2018 MEMPHIS FILM PRIZE REPORT
Earlier this month, I fled muggy Brooklyn for even muggier Memphis to serve as a judge for the Memphis Film Prize, an annual short-film competition. The Memphis Film Prize is an offshoot of the Louisiana Film Prize, which was started by documentary filmmaker Gregory Kallenberg in 2012. That competition, with its staggering $50,000 grand prize — “the largest cash prize for a short film in the world,” according to the Film Prize publicity materials — was an immediate success, and in 2016, Kallenberg launched the Memphis version with local film-production veteran David Merrill. Like its older sister, the Memphis competition is designed to boost regional filmmakers and promote regional production; all submissions must be shot in Shelby County, Tennessee.
Ten finalists were chosen from dozens of submissions to compete for Memphis’ $10,000 grand prize. All ten screened as a block several times on Friday, August 3, and Saturday, August 4, at Malco Studio on the Square in midtown Memphis. Audience members voted along with the judges, with each group’s votes being equally weighted in determining the grand prize winner.
An optimist by nature, a film professor by profession, and an independent filmmaker by calling, I tend to be forgiving when watching these kinds of things, but I didn’t have to strain to accentuate the positive in Memphis — the quality varied, as with any short-film program, but the best ones were quite good, and even the shakier entries had their strengths: a film with an undercooked script might be graced by a gorgeous performance; another, marred by an inadequate lead actor, might suddenly catch fire with an inventively staged scene. Talent is everywhere.
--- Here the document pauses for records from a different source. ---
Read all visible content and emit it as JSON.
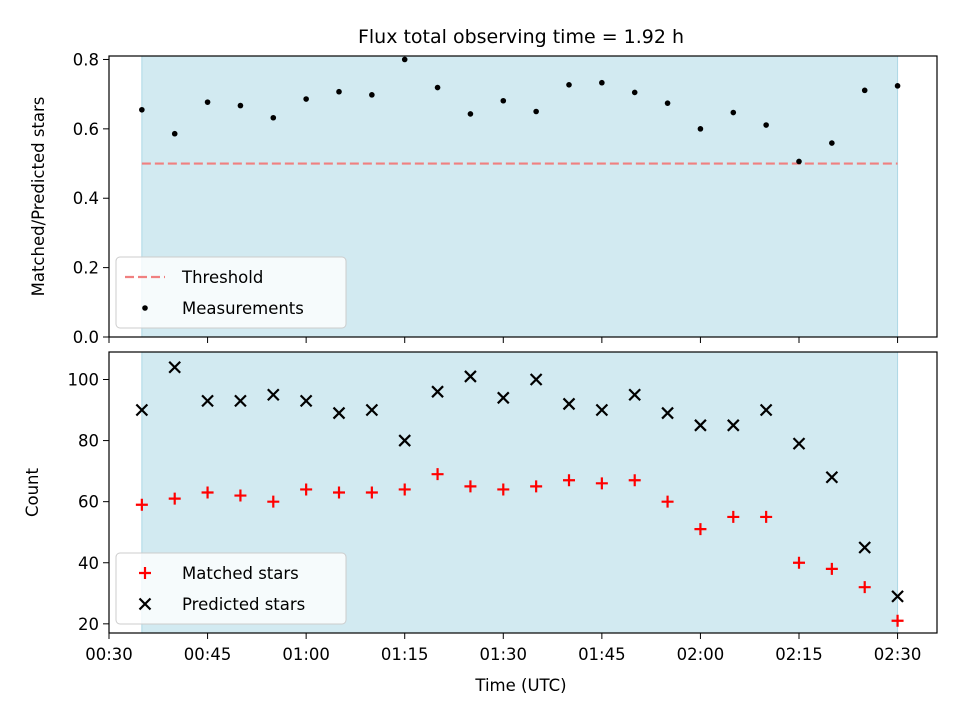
{
  "chart_data": {
    "title": "Flux total observing time = 1.92 h",
    "xlabel": "Time (UTC)",
    "shaded_span": [
      "00:35",
      "02:30"
    ],
    "shade_color": "#add8e6",
    "x_tick_labels": [
      "00:30",
      "00:45",
      "01:00",
      "01:15",
      "01:30",
      "01:45",
      "02:00",
      "02:15",
      "02:30"
    ],
    "x_ticks": [
      "00:30",
      "00:45",
      "01:00",
      "01:15",
      "01:30",
      "01:45",
      "02:00",
      "02:15",
      "02:30"
    ],
    "xlim": [
      "00:30",
      "02:36"
    ],
    "times": [
      "00:35",
      "00:40",
      "00:45",
      "00:50",
      "00:55",
      "01:00",
      "01:05",
      "01:10",
      "01:15",
      "01:20",
      "01:25",
      "01:30",
      "01:35",
      "01:40",
      "01:45",
      "01:50",
      "01:55",
      "02:00",
      "02:05",
      "02:10",
      "02:15",
      "02:20",
      "02:25",
      "02:30"
    ],
    "panels": [
      {
        "type": "scatter",
        "ylabel": "Matched/Predicted stars",
        "ylim": [
          0,
          0.81
        ],
        "yticks": [
          0.0,
          0.2,
          0.4,
          0.6,
          0.8
        ],
        "ytick_labels": [
          "0.0",
          "0.2",
          "0.4",
          "0.6",
          "0.8"
        ],
        "legend_position": "lower-left",
        "threshold": {
          "name": "Threshold",
          "value": 0.5,
          "color": "#f08080",
          "style": "dashed"
        },
        "series": [
          {
            "name": "Measurements",
            "marker": "dot",
            "color": "#000000",
            "values": [
              0.655,
              0.586,
              0.677,
              0.667,
              0.632,
              0.686,
              0.707,
              0.698,
              0.8,
              0.719,
              0.643,
              0.681,
              0.65,
              0.727,
              0.733,
              0.705,
              0.674,
              0.6,
              0.647,
              0.611,
              0.506,
              0.559,
              0.711,
              0.724
            ]
          }
        ]
      },
      {
        "type": "scatter",
        "ylabel": "Count",
        "ylim": [
          17,
          109
        ],
        "yticks": [
          20,
          40,
          60,
          80,
          100
        ],
        "ytick_labels": [
          "20",
          "40",
          "60",
          "80",
          "100"
        ],
        "legend_position": "lower-left",
        "series": [
          {
            "name": "Matched stars",
            "marker": "plus",
            "color": "#ff0000",
            "values": [
              59,
              61,
              63,
              62,
              60,
              64,
              63,
              63,
              64,
              69,
              65,
              64,
              65,
              67,
              66,
              67,
              60,
              51,
              55,
              55,
              40,
              38,
              32,
              21
            ]
          },
          {
            "name": "Predicted stars",
            "marker": "x",
            "color": "#000000",
            "values": [
              90,
              104,
              93,
              93,
              95,
              93,
              89,
              90,
              80,
              96,
              101,
              94,
              100,
              92,
              90,
              95,
              89,
              85,
              85,
              90,
              79,
              68,
              45,
              29
            ]
          }
        ]
      }
    ]
  }
}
It’s a testament to the best work I saw that I had a hard time narrowing down my top picks to the three required by my judge’s ballot. At the awards brunch on Sunday, I was pleased that the grand prize went to one of my favorites, Kevin Brooks’ Last Day, a sensitively rendered drama about a man facing twenty years in prison for a crime he didn’t commit. Other standouts included Kyle Taubken’s Patrick, a beautifully acted tale of a chance encounter at an Alcoholics Anonymous meeting; Marcus Santi’s You Don’t Know Jack Squat: The Trial, a wild farce about a closeted sports coach put on trial by his SJW students; and Will Robbins’ Minority, which like Last Day spoke to urgent social issues with assured storytelling and a welcome avoidance of sermonizing.
The weekend had more to offer than just the films. For a few hours on Saturday morning, my fellow judges and I did double-duty as panelists. Former New York Post and US Weekly critic Thelma Adams and I discussed the current state of filmcrit; Dallas-based producer and actress Farah White and Brooklyn-based writer/director/actress Victoria Negri talked about financing independent features; and White, Oxford Film Festival Executive Director Melanie Addington, and veteran festival publicist John Wildman (who did PR for the Memphis Film Prize) addressed festival strategies for filmmakers.
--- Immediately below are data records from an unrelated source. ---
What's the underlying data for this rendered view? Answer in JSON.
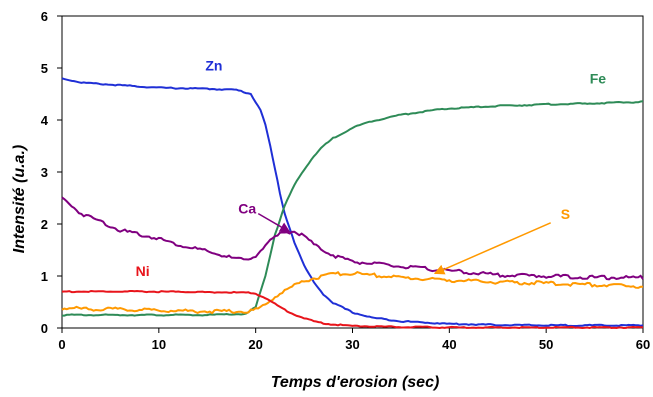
{
  "chart_data": {
    "type": "line",
    "xlabel": "Temps d'erosion (sec)",
    "ylabel": "Intensité (u.a.)",
    "xlim": [
      0,
      60
    ],
    "ylim": [
      0,
      6
    ],
    "x_ticks": [
      "0",
      "10",
      "20",
      "30",
      "40",
      "50",
      "60"
    ],
    "y_ticks": [
      "0",
      "1",
      "2",
      "3",
      "4",
      "5",
      "6"
    ],
    "grid": false,
    "legend": "none",
    "series": [
      {
        "name": "Zn",
        "color": "#1f2fd6",
        "x": [
          0,
          2,
          5,
          10,
          15,
          18,
          19.5,
          20.5,
          21,
          21.5,
          22,
          22.5,
          23,
          24,
          25,
          26,
          27,
          28,
          30,
          32,
          35,
          40,
          45,
          50,
          55,
          60
        ],
        "y": [
          4.8,
          4.72,
          4.68,
          4.62,
          4.6,
          4.58,
          4.5,
          4.2,
          3.9,
          3.5,
          3.05,
          2.6,
          2.2,
          1.65,
          1.2,
          0.88,
          0.65,
          0.48,
          0.3,
          0.2,
          0.13,
          0.08,
          0.06,
          0.05,
          0.05,
          0.05
        ]
      },
      {
        "name": "Fe",
        "color": "#2e8b57",
        "x": [
          0,
          5,
          10,
          15,
          19,
          20,
          21,
          22,
          23,
          24,
          25,
          26,
          27,
          28,
          30,
          32,
          35,
          38,
          40,
          45,
          50,
          55,
          60
        ],
        "y": [
          0.25,
          0.25,
          0.25,
          0.25,
          0.27,
          0.4,
          1.0,
          1.8,
          2.35,
          2.75,
          3.05,
          3.3,
          3.5,
          3.65,
          3.85,
          3.98,
          4.1,
          4.18,
          4.22,
          4.27,
          4.3,
          4.32,
          4.35
        ]
      },
      {
        "name": "Ca",
        "color": "#800080",
        "x": [
          0,
          2,
          4,
          6,
          8,
          10,
          12,
          14,
          16,
          18,
          19,
          20,
          21,
          22,
          23,
          24,
          25,
          26,
          28,
          30,
          35,
          40,
          45,
          50,
          55,
          60
        ],
        "y": [
          2.5,
          2.2,
          2.05,
          1.88,
          1.8,
          1.72,
          1.6,
          1.52,
          1.42,
          1.33,
          1.3,
          1.4,
          1.58,
          1.75,
          1.85,
          1.85,
          1.78,
          1.6,
          1.4,
          1.28,
          1.18,
          1.1,
          1.02,
          1.0,
          0.97,
          0.97
        ]
      },
      {
        "name": "S",
        "color": "#ff9900",
        "x": [
          0,
          5,
          10,
          15,
          19,
          20,
          21,
          22,
          23,
          24,
          25,
          26,
          27,
          28,
          29,
          30,
          32,
          35,
          40,
          45,
          50,
          55,
          60
        ],
        "y": [
          0.38,
          0.36,
          0.34,
          0.32,
          0.32,
          0.35,
          0.45,
          0.6,
          0.72,
          0.82,
          0.9,
          0.96,
          1.0,
          1.03,
          1.05,
          1.05,
          1.02,
          0.97,
          0.92,
          0.88,
          0.86,
          0.83,
          0.8
        ]
      },
      {
        "name": "Ni",
        "color": "#e8141b",
        "x": [
          0,
          5,
          10,
          15,
          19,
          20,
          21,
          22,
          23,
          24,
          25,
          26,
          27,
          28,
          30,
          35,
          40,
          45,
          50,
          55,
          60
        ],
        "y": [
          0.7,
          0.7,
          0.7,
          0.69,
          0.68,
          0.66,
          0.58,
          0.46,
          0.35,
          0.26,
          0.19,
          0.13,
          0.09,
          0.07,
          0.04,
          0.02,
          0.01,
          0.01,
          0.01,
          0.01,
          0.01
        ]
      }
    ],
    "annotations": [
      {
        "text": "Zn",
        "color": "#1f2fd6",
        "x": 14.8,
        "y": 4.95,
        "arrow": false
      },
      {
        "text": "Fe",
        "color": "#2e8b57",
        "x": 54.5,
        "y": 4.7,
        "arrow": false
      },
      {
        "text": "Ca",
        "color": "#800080",
        "x": 18.2,
        "y": 2.2,
        "arrow": true,
        "arrow_to": [
          23.5,
          1.85
        ]
      },
      {
        "text": "S",
        "color": "#ff9900",
        "x": 51.5,
        "y": 2.1,
        "arrow": true,
        "arrow_to": [
          38.5,
          1.05
        ]
      },
      {
        "text": "Ni",
        "color": "#e8141b",
        "x": 7.6,
        "y": 1.0,
        "arrow": false
      }
    ]
  }
}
As an all-expense-paid guest, I’m sure my perspective was skewed — it was easy to forget, amid the conversation and camaraderie, the tequila toasts and the catered barbecue, how hard the filmmakers had worked to get there, and how badly some of them wanted that grand prize. But to this out-of-towner, the Memphis Film Prize seemed to be doing a fine job of nurturing the city’s film community, and letting audiences know that these were hometown talents worth celebrating. I left town thinking that the Film Prize model is one that could and should be emulated widely.